From her film debut as Garp’s mother in “The World According to Garp,” Glenn Close has brought an unusual and pleasing warmth to her roles. She can be tough and she is always intelligent, but the camera also perceives a depth of compassion and, with it, a bruiseable vulnerability. Those contrasting ingredients of toughness and vulnerability are crucial for any actress, and they give Close her large appeal.

“Jagged Edge” is, of course, that sure-fire item, the courtroom drama--which, as “Perry Mason” proved season after season, doesn’t have to be superior to be popular. But “Jagged Edge,” produced by Martin Ransohoff and directed by Richard Marquand from a script by Joe Eszterhas, is a very, very good and suspenseful entertainment. It has a serene and justified confidence in the red herrings the size of whales it drags across the trail of an ingenious murder mystery.

Women lawyers of my acquaintance are not pleased by Close as counsel for the defense whipping into bed with the client, with the suggestion that it happens all the time.
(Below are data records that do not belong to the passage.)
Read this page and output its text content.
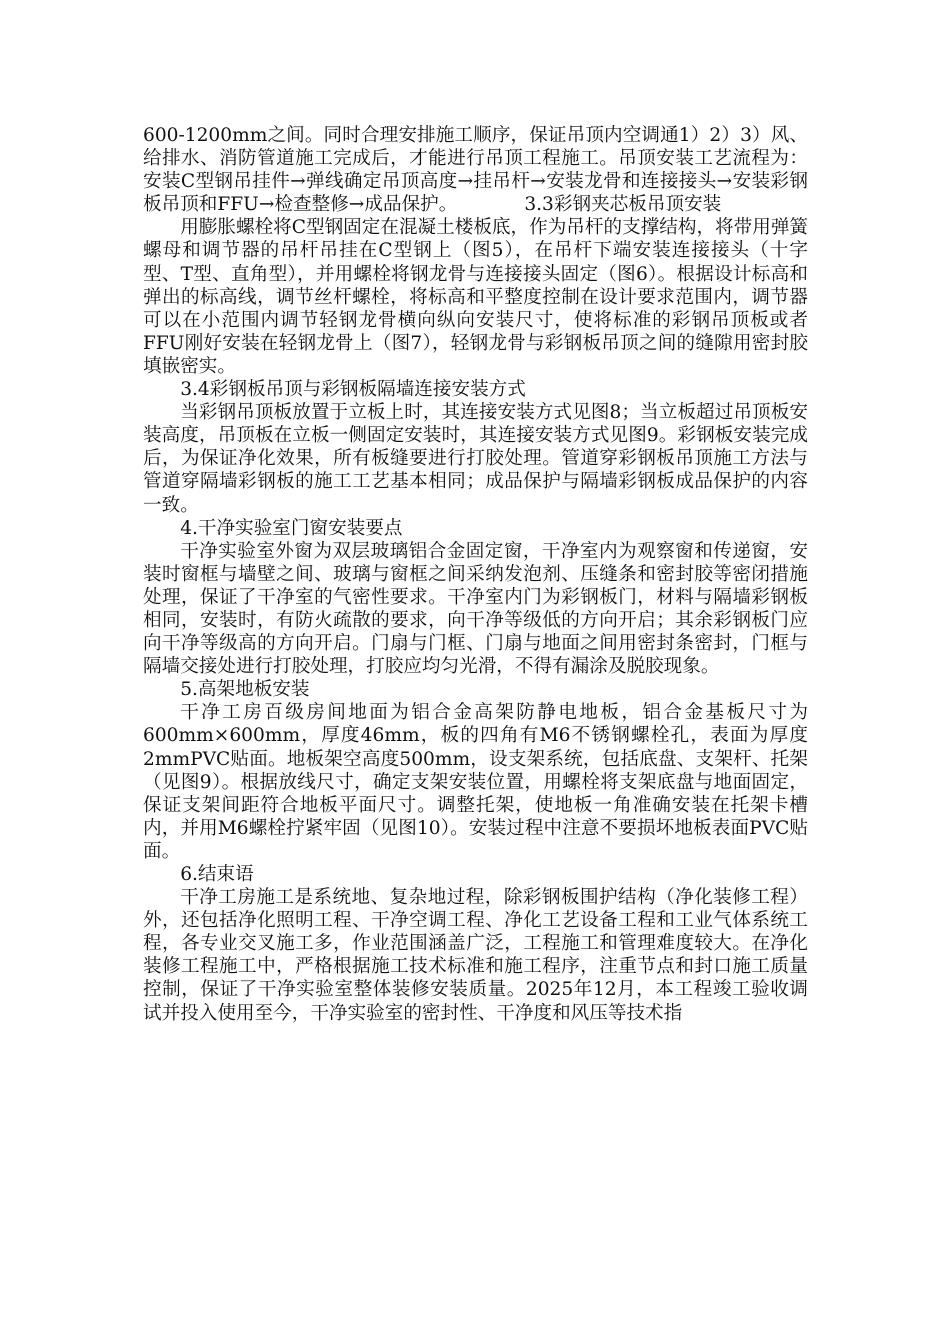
600-1200mm之间。同时合理安排施工顺序，保证吊顶内空调通1）2）3）风、给排水、消防管道施工完成后，才能进行吊顶工程施工。吊顶安装工艺流程为：安装C型钢吊挂件→弹线确定吊顶高度→挂吊杆→安装龙骨和连接接头→安装彩钢板吊顶和FFU→检查整修→成品保护。	3.3彩钢夹芯板吊顶安装

用膨胀螺栓将C型钢固定在混凝土楼板底，作为吊杆的支撑结构，将带用弹簧螺母和调节器的吊杆吊挂在C型钢上（图5），在吊杆下端安装连接接头（十字型、T型、直角型），并用螺栓将钢龙骨与连接接头固定（图6）。根据设计标高和弹出的标高线，调节丝杆螺栓，将标高和平整度控制在设计要求范围内，调节器可以在小范围内调节轻钢龙骨横向纵向安装尺寸，使将标准的彩钢吊顶板或者FFU刚好安装在轻钢龙骨上（图7），轻钢龙骨与彩钢板吊顶之间的缝隙用密封胶填嵌密实。

3.4彩钢板吊顶与彩钢板隔墙连接安装方式

当彩钢吊顶板放置于立板上时，其连接安装方式见图8；当立板超过吊顶板安装高度，吊顶板在立板一侧固定安装时，其连接安装方式见图9。彩钢板安装完成后，为保证净化效果，所有板缝要进行打胶处理。管道穿彩钢板吊顶施工方法与管道穿隔墙彩钢板的施工工艺基本相同；成品保护与隔墙彩钢板成品保护的内容一致。

4.干净实验室门窗安装要点

干净实验室外窗为双层玻璃铝合金固定窗，干净室内为观察窗和传递窗，安装时窗框与墙壁之间、玻璃与窗框之间采纳发泡剂、压缝条和密封胶等密闭措施处理，保证了干净室的气密性要求。干净室内门为彩钢板门，材料与隔墙彩钢板相同，安装时，有防火疏散的要求，向干净等级低的方向开启；其余彩钢板门应向干净等级高的方向开启。门扇与门框、门扇与地面之间用密封条密封，门框与隔墙交接处进行打胶处理，打胶应均匀光滑，不得有漏涂及脱胶现象。

5.高架地板安装

干净工房百级房间地面为铝合金高架防静电地板，铝合金基板尺寸为600mm×600mm，厚度46mm，板的四角有M6不锈钢螺栓孔，表面为厚度2mmPVC贴面。地板架空高度500mm，设支架系统，包括底盘、支架杆、托架（见图9）。根据放线尺寸，确定支架安装位置，用螺栓将支架底盘与地面固定，保证支架间距符合地板平面尺寸。调整托架，使地板一角准确安装在托架卡槽内，并用M6螺栓拧紧牢固（见图10）。安装过程中注意不要损坏地板表面PVC贴面。

6.结束语

干净工房施工是系统地、复杂地过程，除彩钢板围护结构（净化装修工程）外，还包括净化照明工程、干净空调工程、净化工艺设备工程和工业气体系统工程，各专业交叉施工多，作业范围涵盖广泛，工程施工和管理难度较大。在净化装修工程施工中，严格根据施工技术标准和施工程序，注重节点和封口施工质量控制，保证了干净实验室整体装修安装质量。2025年12月，本工程竣工验收调试并投入使用至今，干净实验室的密封性、干净度和风压等技术指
Then again the client is Jeff Bridges at his most charming, and you might say it is just a kind of debriefing.

“Jagged Edge” does not presume to be more than a Hitchcockian thriller (“Witness for the Prosecution” being the once-and-forever trophy-holder in the genre). But it does have its resonances, including an object lesson nicely delivered by Peter Coyote that DAs can be heavily flawed, and a worrying realization that appearances can be deceiving and that justice, with the best will in the world and surprise witnesses by the dozen, may not always be served.